I’m still very much in the stage of learning how to get the best out of DA.
For instance, I ran a search for the following string using the built-in Web (Fast) search set (except I’ve tweaked it in the set to only search in English), and had unticked the option to omit similar pages in the Settings tab:
"New Content Creation Tools Offer Benefits But Have The Potential To Disrupt"
(it’s the title of a short piece I wrote and was wanting to check if it had been reposted anywhere, hence not wanting to filter out similar pages)
So, no links being followed in this set, I’d expect it take just a few seconds. It actually takes ages, and ends up evaluating a huge number of files (~36,000) though only returns 2 hits (compared to the 32 hits that Google gives on its own)
Can anyone explain why this search takes so long to run in DA, and why you get fewer hits than just using Google directly?
This is an intriguing question and I have also wondered why the search takes a long time.
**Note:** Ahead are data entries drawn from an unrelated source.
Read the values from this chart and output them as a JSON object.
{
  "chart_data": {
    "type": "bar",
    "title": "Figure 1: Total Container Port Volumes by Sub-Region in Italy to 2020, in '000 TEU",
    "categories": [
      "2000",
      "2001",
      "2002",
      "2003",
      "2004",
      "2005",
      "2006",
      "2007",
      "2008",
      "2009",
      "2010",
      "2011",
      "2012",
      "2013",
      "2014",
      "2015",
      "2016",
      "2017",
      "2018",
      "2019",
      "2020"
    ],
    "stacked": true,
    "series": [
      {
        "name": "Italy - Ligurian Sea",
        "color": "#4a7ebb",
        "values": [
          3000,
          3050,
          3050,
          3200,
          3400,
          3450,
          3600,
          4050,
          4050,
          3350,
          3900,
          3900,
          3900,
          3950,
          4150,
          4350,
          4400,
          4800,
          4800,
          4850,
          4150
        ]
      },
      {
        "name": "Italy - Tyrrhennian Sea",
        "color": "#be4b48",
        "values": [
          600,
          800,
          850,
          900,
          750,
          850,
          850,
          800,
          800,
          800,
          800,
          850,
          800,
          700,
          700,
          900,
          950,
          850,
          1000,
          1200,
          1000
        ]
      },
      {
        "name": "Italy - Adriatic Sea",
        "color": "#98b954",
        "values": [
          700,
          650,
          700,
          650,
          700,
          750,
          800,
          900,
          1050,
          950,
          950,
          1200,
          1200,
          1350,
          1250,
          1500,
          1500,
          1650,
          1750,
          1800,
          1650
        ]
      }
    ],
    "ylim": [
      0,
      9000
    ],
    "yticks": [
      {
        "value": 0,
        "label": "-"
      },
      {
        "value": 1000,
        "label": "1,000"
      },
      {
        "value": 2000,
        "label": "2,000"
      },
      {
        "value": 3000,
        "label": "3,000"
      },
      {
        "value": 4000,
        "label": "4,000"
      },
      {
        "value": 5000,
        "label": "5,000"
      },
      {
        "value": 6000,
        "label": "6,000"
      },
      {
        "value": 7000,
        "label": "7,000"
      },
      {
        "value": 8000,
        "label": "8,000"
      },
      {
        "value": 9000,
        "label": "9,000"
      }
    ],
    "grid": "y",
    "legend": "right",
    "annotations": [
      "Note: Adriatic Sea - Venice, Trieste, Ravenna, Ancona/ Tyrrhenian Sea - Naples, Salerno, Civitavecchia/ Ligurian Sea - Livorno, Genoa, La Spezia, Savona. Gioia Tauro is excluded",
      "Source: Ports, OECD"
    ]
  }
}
I can understand it in some of the sets as they are very comprehensive, but I have found that a simple Google search in DEVONagent ia slower than doing the same search in Safari. Searching I must say, tough, has always for me fallen into the catagorie that I term, “a dark art” and I have often wished for a book on DEVONagent such as Joe Kissell’s excellent one on DEVONthink.
By default DEVONagent downloads all (!) results and evaluates them on its own (e.g. to apply advanced operators/wildcards, filter similar results etc.). This requires of course much more time than just retrieving one results page.
But this can be skipped by enabling the “Express” mode. However, advanced features like digest, summaries, filters and support for operators/wildcards are limited in this mode, support for scanners isn’t available at all.
Hmm, in that case I would expect my download activity to be high and/or my CPU activity to be high. However, I just went through 4hr query that crawled to a very slow pace in the end with virtually showing no bandwidth nor cpu activity.
Umm… If DA downloaded and scraped 36,000 pages in 4 hours and didn’t show a huge spike in bandwidth or CPU, I’d say that is pretty optimized. If your machine had come to a standstill or your couldn’t continue normal operations, then I’d say it’s not optimized.
(grin It seems ‘optimized’ is multi-interpretable. Yes, no stand still nor hanging in 4hrs. But the majority of the 4hrs is spent while the progress bar sits somewhere north of 90% with a CPU and bandwidth not showing any significant activity. So no idea what is going on while waiting. Of course the progress bar is likely to be non-linear but still, why that wait with seemingly no activity going on?